Le chef Gilles Duceppe a expliqué qu'un tel détail est «important» «parce que ça veut dire qu'il y a enquête. Alors, s'il y a enquête, on vérifie sur une période de quelques années qui est cette personne. On ne peut pas prétendre par la suite qu'on ne savait pas [son passé].»
Le gouvernement a refusé de répondre à cette question en invoquant le droit à la vie privée de Mme Couillard. Les passeports diplomatiques sont la propriété du gouvernement. Généralement, un détenteur doit le remettre au gouvernement après chaque utilisation.
Pour les libéraux, c'est la chronologie des événements telle que relatée par M. Bernier qui ne concorde pas. Dans sa lettre de démission fournie lundi soir, M. Bernier a écrit au premier ministre qu'il l'a informé lundi après-midi qu'il avait su la veille avoir égaré des documents secrets. Or, dans sa déclaration diffusée mercredi, il affirme qu'il a offert au premier ministre sa démission «aussitôt» qu'il s'est rendu compte de la possible brèche dans la sécurité.
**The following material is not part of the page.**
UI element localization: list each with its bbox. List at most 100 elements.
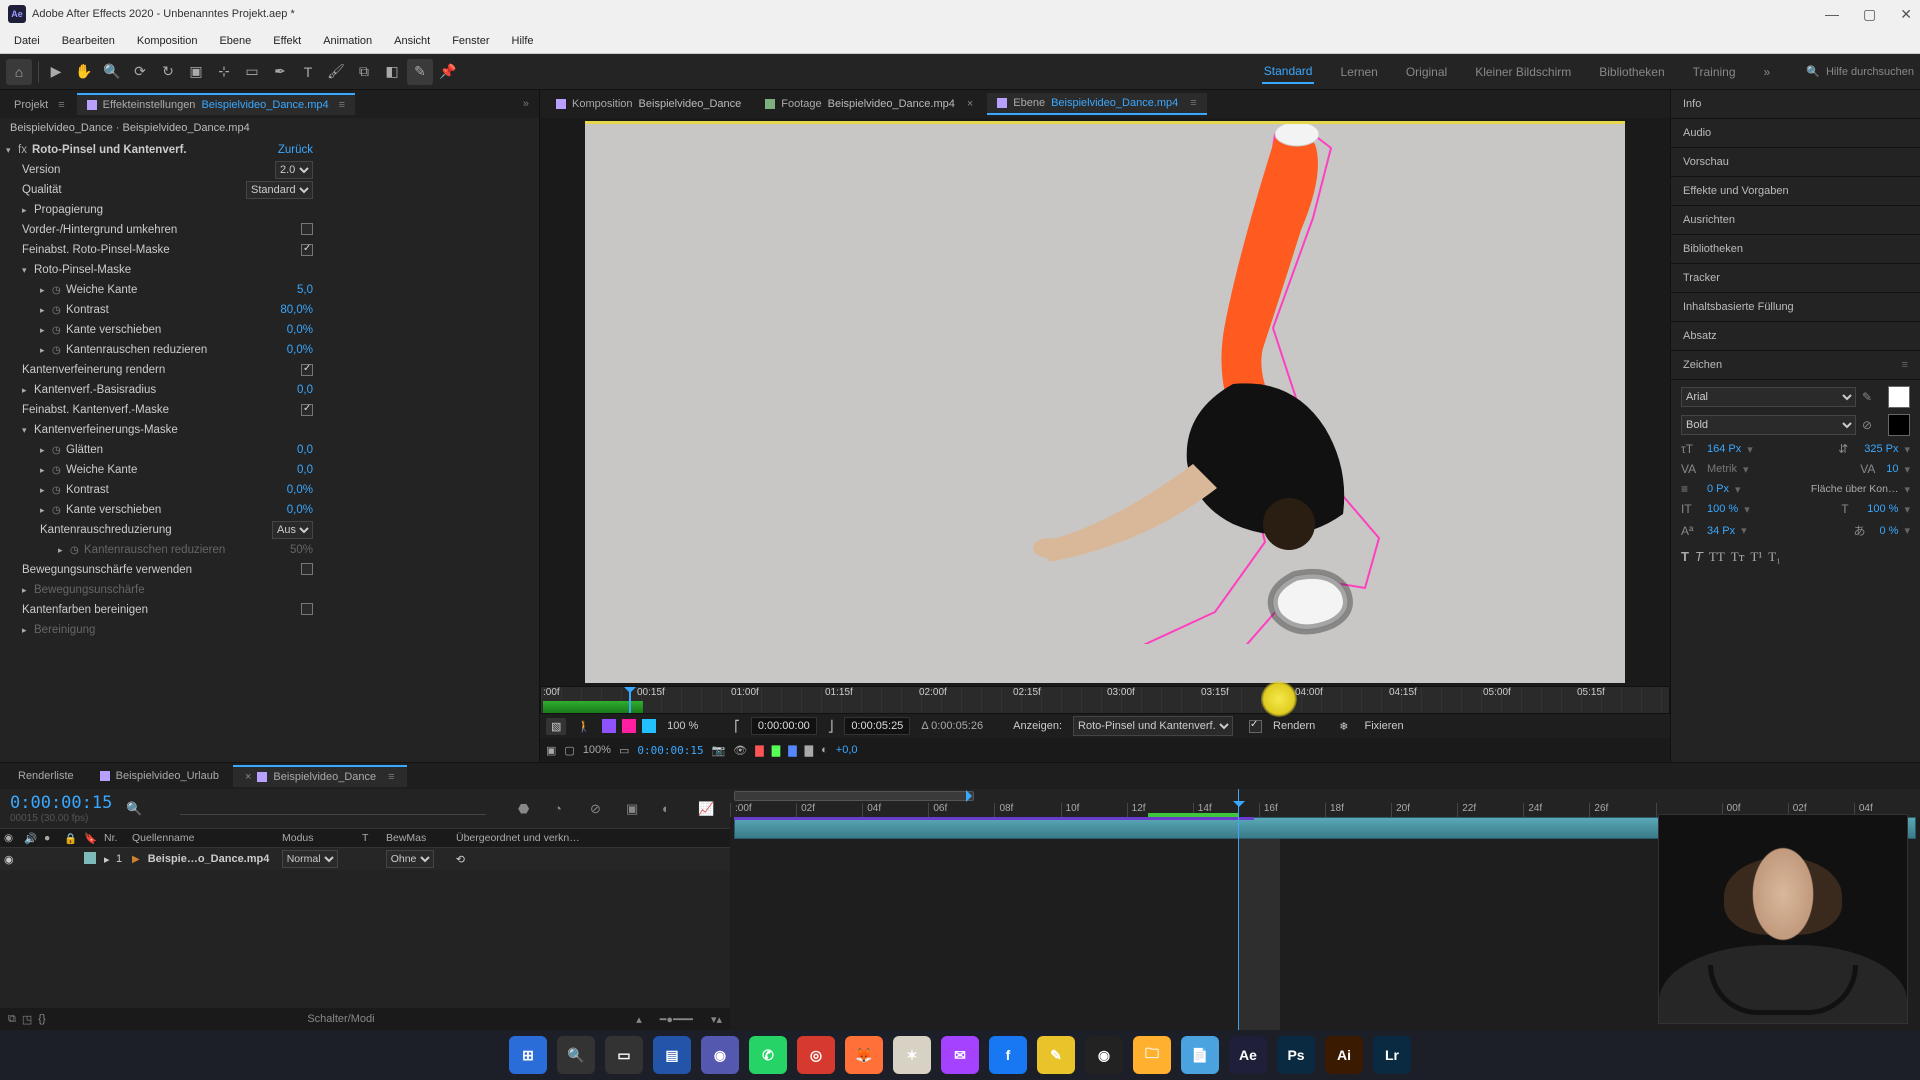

Les libéraux veulent savoir laquelle de ces deux versions est vraie.
Ce détail est important à leurs yeux pour deux raisons: d'abord parce que lundi midi, lorsque interrogé à propos de Julie Couillard, M. Harper a déclaré ne pas prendre le sujet au «sérieux», ensuite parce que des médias ont cité des amis de M. Bernier selon lesquels la décision de démettre le ministre de ses fonctions a été prise uniquement lorsqu'il a été jugé que l'entrevue de Mme Couillard accordée au réseau de TVA serait dommageable pour l'image du gouvernement.